Perhaps even more surprising, though not to those who knew her well, Diamond juxtaposed these Old World works with contemporary, even futuristic, furniture in bold pattern and bright color. The result was a dazzling mix of old and new, moody and electric, reflective of the vision, passion, and individualism embodied by Diamond herself.

Even Diamond's initial discovery of art was fueled by a certain fearlessness, when after her high school classes ended in the Bronx for the day, Diamond would venture into Manhattan to peruse its art museums, her favorite being the Museum of Modern Art.

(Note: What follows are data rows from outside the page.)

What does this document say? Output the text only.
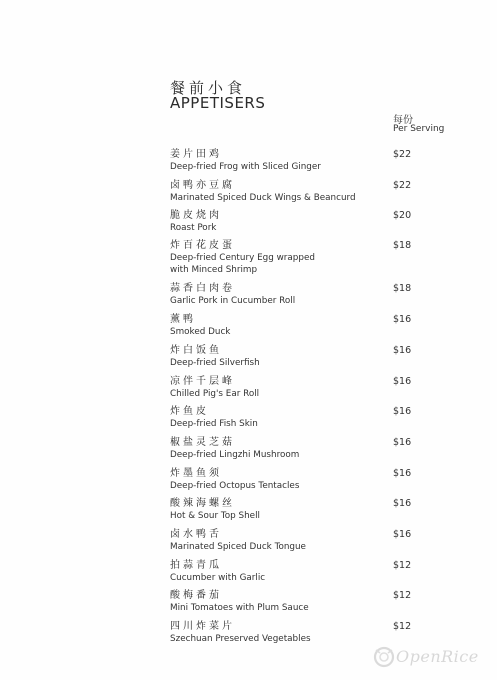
餐前小食
APPETISERS
每份
Per Serving
姜片田鸡
Deep-fried Frog with Sliced Ginger
$22
卤鸭亦豆腐
Marinated Spiced Duck Wings & Beancurd
$22
脆皮烧肉
Roast Pork
$20
炸百花皮蛋
Deep-fried Century Egg wrapped with Minced Shrimp
$18
蒜香白肉卷
Garlic Pork in Cucumber Roll
$18
薰鸭
Smoked Duck
$16
炸白饭鱼
Deep-fried Silverfish
$16
凉伴千层峰
Chilled Pig's Ear Roll
$16
炸鱼皮
Deep-fried Fish Skin
$16
椒盐灵芝菇
Deep-fried Lingzhi Mushroom
$16
炸墨鱼须
Deep-fried Octopus Tentacles
$16
酸辣海螺丝
Hot & Sour Top Shell
$16
卤水鸭舌
Marinated Spiced Duck Tongue
$16
拍蒜青瓜
Cucumber with Garlic
$12
酸梅番茄
Mini Tomatoes with Plum Sauce
$12
四川炸菜片
Szechuan Preserved Vegetables
$12
OpenRice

"MoMA was really a very exciting place to be, and that's where I got caught and stuck on art," Diamond said in an interview that appears in the Sotheby's article about the sale. "There was very little to read about modern art at that time, and I would spend a very long time standing in one gallery at MoMA trying to figure it out myself and that actually was the most wonderful thing that could have happened to me at that age."

Photo credit: Cindy Ord - Getty Images
Photo credit: Cindy Ord - Getty Images

Sotheby's is selling other items from Diamond's estate, including contemporary furniture, art books, her extensive collection of minerals, and even Beastie Boys memorabilia (her son, Michael Diamond, is founding Beastie Boys member Mike D), via an online auction running from January 22-29.